Hitman na GOG.com não é DRM-free (e como se define review bombing?)




Os jogos antigos da série Hitman já estão presentes na loja da GOG (antiga Good Old Games) faz um certo tempo. E como muitos já devem saber, a loja criada pela CD Projekt RED, distribuidora de Witcher e Cyberpunk, começou com a venda de jogos antigos com a promessa de que esses jogos poderiam rodar em máquinas recentes sem qualquer tipo de GDD, a gestão de direitos digitais (em inglês DRM) que antigamente era feita através dos discos e hoje é feita através de uma chave de ativação vinculada a um software ou mesmo a necessidade de conectividade com a internet para seu uso (como Battle.net e Denuvo).


No entanto, a trilogia mais recente da IO Interactive não fazia parte do catálogo... até semana passada. O primeiro jogo Hitman – Game of the Year Edition chegou com desconto de 70% e uma enchurrada de análises negativas.
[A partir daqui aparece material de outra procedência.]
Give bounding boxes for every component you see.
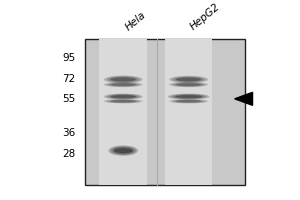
Polygon shape bbox=[235, 92, 253, 105]
Ellipse shape bbox=[114, 148, 133, 153]
Ellipse shape bbox=[176, 83, 201, 86]
Ellipse shape bbox=[175, 77, 202, 82]
Ellipse shape bbox=[113, 147, 134, 154]
FancyBboxPatch shape bbox=[85, 39, 245, 185]
Ellipse shape bbox=[169, 82, 208, 87]
Ellipse shape bbox=[107, 94, 140, 99]
Ellipse shape bbox=[111, 78, 136, 81]
FancyBboxPatch shape bbox=[165, 39, 212, 185]
Ellipse shape bbox=[107, 76, 140, 83]
Ellipse shape bbox=[176, 100, 201, 102]
Text: HepG2: HepG2 bbox=[189, 2, 222, 32]
Text: 36: 36 bbox=[62, 128, 76, 138]
FancyBboxPatch shape bbox=[100, 39, 147, 185]
Text: 28: 28 bbox=[62, 149, 76, 159]
Text: 95: 95 bbox=[62, 53, 76, 63]
Ellipse shape bbox=[104, 99, 142, 103]
Text: 55: 55 bbox=[62, 94, 76, 104]
Ellipse shape bbox=[110, 100, 137, 103]
Ellipse shape bbox=[104, 82, 142, 87]
Ellipse shape bbox=[110, 77, 137, 82]
Ellipse shape bbox=[111, 83, 136, 86]
Ellipse shape bbox=[107, 82, 140, 87]
Ellipse shape bbox=[168, 94, 209, 100]
Ellipse shape bbox=[107, 99, 140, 103]
Ellipse shape bbox=[171, 94, 206, 99]
Ellipse shape bbox=[111, 95, 136, 98]
Ellipse shape bbox=[111, 146, 136, 155]
Ellipse shape bbox=[111, 100, 136, 102]
Ellipse shape bbox=[175, 83, 202, 86]
Ellipse shape bbox=[110, 83, 137, 86]
Ellipse shape bbox=[104, 94, 142, 100]
Ellipse shape bbox=[172, 82, 205, 87]
Ellipse shape bbox=[110, 95, 137, 99]
Text: 72: 72 bbox=[62, 74, 76, 84]
Ellipse shape bbox=[172, 76, 205, 83]
Text: Hela: Hela bbox=[123, 10, 148, 32]
Ellipse shape bbox=[175, 95, 202, 98]
Ellipse shape bbox=[175, 100, 202, 103]
Ellipse shape bbox=[169, 99, 208, 103]
Ellipse shape bbox=[108, 145, 138, 156]
Ellipse shape bbox=[176, 78, 201, 81]
Ellipse shape bbox=[172, 99, 205, 103]
Ellipse shape bbox=[104, 76, 142, 83]
Ellipse shape bbox=[174, 95, 203, 99]
Ellipse shape bbox=[169, 76, 208, 83]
Ele é atualmente o jogo com mais análises negativas de toda a franquia dentro da GOG, o motivo? Ele inclui uma forma de GDD e portanto não é DRM-Free.



Boa parte das análises de usuários reclamam da mesma coisa. Quase todos os recursos relevantes do jogo precisam que o jogador esteja conectado à internet. Hitman exige uma conexão mesmo fora de atividades online (placares de líderes, eventos limitados, e contratos criados por usuários), ele também pede isso para sua progressão de domínio. Sem esse recurso o jogo se torna impraticável, pois a base fundamental dele é permitir aos poucos que o jogador comece em lugares diferentes, tenha itens diferentes e assim possa concluir as fases com métodos variados.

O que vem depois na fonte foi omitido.